Jennette Arnold
London assembly member for North East London — fighting your corner at City Hall

I am so proud to launch the first in a series of reflections on prominent black people, starting with the life and work of a great man, Lord David Pitt. You can download a copy of the booklet here: Echoes of our past.

I have been inspired by the work of many black people throughout my life. But, I regularly meet others who don’t believe that positive black role models exist; or that black people have undertaken any significant achievements. As a special initiative through my office here at City Hall, I have planned a series of papers, which I hope will help rectify that situation, by bringing attention to a number of black people who have played key roles in shaping a better society. I wanted to take time to reflect on their achievements, and, importantly on their continuing relevance today.

I also wanted to ensure that we are all reminded of their significance. Their lives and achievements echo down the years and are lasting testament to the huge breakthroughs they made, tearing down barriers and inspiring future generations.

There is also an iBook version of the publication, which can be downloaded from iTunes.

I had the privilege of hosting the Lord David Pitt Memorial Lecture 2013 at City Hall on Friday 11 October, which was run in conjunction with the British Caribbean Association.

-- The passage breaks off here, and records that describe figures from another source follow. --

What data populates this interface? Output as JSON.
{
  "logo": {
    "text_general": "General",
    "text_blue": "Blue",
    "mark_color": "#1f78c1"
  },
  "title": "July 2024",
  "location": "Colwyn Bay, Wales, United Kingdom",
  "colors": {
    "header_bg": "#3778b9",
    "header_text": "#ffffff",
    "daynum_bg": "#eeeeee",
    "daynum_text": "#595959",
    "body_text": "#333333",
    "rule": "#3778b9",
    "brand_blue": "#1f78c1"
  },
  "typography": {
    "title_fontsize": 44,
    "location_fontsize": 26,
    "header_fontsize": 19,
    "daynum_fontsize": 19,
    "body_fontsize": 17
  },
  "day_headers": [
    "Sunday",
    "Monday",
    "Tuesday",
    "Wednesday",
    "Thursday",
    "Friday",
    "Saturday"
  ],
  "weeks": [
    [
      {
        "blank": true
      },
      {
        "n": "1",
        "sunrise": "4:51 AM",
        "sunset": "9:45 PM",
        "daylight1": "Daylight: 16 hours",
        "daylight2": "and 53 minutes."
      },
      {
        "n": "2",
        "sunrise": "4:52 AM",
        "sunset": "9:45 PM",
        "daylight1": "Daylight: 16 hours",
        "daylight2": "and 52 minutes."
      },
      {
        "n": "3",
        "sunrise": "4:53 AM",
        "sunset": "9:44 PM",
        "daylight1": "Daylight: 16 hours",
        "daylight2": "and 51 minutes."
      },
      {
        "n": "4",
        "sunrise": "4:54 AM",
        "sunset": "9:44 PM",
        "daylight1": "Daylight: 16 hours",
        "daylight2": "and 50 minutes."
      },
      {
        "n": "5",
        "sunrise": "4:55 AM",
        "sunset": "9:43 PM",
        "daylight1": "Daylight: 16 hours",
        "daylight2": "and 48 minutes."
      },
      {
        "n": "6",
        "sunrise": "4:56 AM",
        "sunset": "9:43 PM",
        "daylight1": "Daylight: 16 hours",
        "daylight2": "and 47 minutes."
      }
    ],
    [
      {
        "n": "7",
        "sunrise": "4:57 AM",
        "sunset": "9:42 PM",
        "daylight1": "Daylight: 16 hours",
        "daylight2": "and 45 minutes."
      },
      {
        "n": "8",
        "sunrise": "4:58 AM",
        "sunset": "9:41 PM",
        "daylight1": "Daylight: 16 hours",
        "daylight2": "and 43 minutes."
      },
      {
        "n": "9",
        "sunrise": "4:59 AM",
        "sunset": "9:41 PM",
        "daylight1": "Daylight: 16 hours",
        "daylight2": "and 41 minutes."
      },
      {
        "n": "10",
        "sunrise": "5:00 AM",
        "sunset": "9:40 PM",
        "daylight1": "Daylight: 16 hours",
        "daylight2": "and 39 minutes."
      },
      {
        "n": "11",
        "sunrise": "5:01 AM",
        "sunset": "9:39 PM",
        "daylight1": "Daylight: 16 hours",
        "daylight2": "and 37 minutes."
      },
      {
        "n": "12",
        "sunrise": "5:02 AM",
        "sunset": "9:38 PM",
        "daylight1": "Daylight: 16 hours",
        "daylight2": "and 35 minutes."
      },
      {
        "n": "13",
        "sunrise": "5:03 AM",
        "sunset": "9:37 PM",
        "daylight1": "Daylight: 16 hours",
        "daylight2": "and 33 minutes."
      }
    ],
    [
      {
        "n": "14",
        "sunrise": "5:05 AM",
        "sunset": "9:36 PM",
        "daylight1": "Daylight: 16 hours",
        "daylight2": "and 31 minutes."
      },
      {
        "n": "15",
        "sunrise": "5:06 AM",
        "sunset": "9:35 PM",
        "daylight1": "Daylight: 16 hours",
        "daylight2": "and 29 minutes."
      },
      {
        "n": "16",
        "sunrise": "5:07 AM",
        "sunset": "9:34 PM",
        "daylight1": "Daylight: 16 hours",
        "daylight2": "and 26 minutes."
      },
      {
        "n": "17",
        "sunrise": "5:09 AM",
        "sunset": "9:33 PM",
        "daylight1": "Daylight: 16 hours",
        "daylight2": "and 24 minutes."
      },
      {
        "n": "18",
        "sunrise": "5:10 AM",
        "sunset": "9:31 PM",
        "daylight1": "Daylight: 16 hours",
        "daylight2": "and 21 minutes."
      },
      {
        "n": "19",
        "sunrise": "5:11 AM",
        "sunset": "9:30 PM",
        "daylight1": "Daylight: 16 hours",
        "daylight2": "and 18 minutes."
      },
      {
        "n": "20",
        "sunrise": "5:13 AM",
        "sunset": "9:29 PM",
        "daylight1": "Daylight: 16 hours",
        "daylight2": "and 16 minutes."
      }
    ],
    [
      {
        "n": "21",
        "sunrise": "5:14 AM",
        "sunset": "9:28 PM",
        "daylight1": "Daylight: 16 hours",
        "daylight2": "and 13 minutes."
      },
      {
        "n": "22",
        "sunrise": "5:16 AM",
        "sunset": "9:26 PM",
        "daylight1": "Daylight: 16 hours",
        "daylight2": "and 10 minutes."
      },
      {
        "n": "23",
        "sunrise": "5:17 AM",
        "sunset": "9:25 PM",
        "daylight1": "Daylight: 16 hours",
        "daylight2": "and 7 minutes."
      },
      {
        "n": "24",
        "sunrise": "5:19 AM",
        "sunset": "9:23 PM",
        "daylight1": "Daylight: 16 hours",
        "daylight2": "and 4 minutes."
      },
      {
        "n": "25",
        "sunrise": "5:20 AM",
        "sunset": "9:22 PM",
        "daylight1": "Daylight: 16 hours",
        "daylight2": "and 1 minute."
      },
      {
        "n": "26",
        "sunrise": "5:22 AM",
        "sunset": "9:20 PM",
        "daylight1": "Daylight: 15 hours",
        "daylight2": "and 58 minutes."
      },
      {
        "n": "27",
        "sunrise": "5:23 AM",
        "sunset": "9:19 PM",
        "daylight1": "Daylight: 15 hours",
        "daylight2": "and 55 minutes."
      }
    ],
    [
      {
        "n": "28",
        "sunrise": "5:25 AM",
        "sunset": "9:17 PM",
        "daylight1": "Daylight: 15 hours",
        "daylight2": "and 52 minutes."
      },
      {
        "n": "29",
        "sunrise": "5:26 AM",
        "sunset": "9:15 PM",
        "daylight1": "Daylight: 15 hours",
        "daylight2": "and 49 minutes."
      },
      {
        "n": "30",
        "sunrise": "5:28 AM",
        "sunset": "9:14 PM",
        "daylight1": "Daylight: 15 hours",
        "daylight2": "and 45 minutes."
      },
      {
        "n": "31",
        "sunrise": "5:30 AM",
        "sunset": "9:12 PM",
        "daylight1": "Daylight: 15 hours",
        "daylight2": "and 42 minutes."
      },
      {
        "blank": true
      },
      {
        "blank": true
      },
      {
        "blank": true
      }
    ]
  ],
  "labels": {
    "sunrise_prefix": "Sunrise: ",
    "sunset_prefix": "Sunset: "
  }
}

The evening was accompanied by a wonderful steelpan band and the beautiful singing of The Alliouagana Singers. Over 100 people packed in to the room to listen to a speech by Lord Pitt’s son, Bruce, and a lecture by Dr Gertrude Shotte, who works at the School of Arts and Education at Middlesex University.

I was delighted to welcome to City Hall His Excellency Mr Cenio Lewis, High Commissioner for St Vincent and The Grenadines; Miss Althea Vanderpoole-Banahene, Minister-Counsellor for Antigua and Barbuda; and Miss Janet Charles, Second Secretary for Dominica High Commission.

The real celebration of the night, though, was the award ceremony for the young people who carry on the pioneering spirit left behind by Lord Pitt. Last year’s winners, Dwayne Fields and Sonia Meggie, handed over the trophies to the wonderful Teisha Yo-Stella Bradshaw and, in absence, Adam Jogee, two inspiring young people who have shown unbelievable talent in the fields of Biomedical Science and Politics, respectively.

I was so proud to Chair this event, and to celebrate the talent of young people in our great country, in the presence of truly inspirational people from Britain and the Caribbean.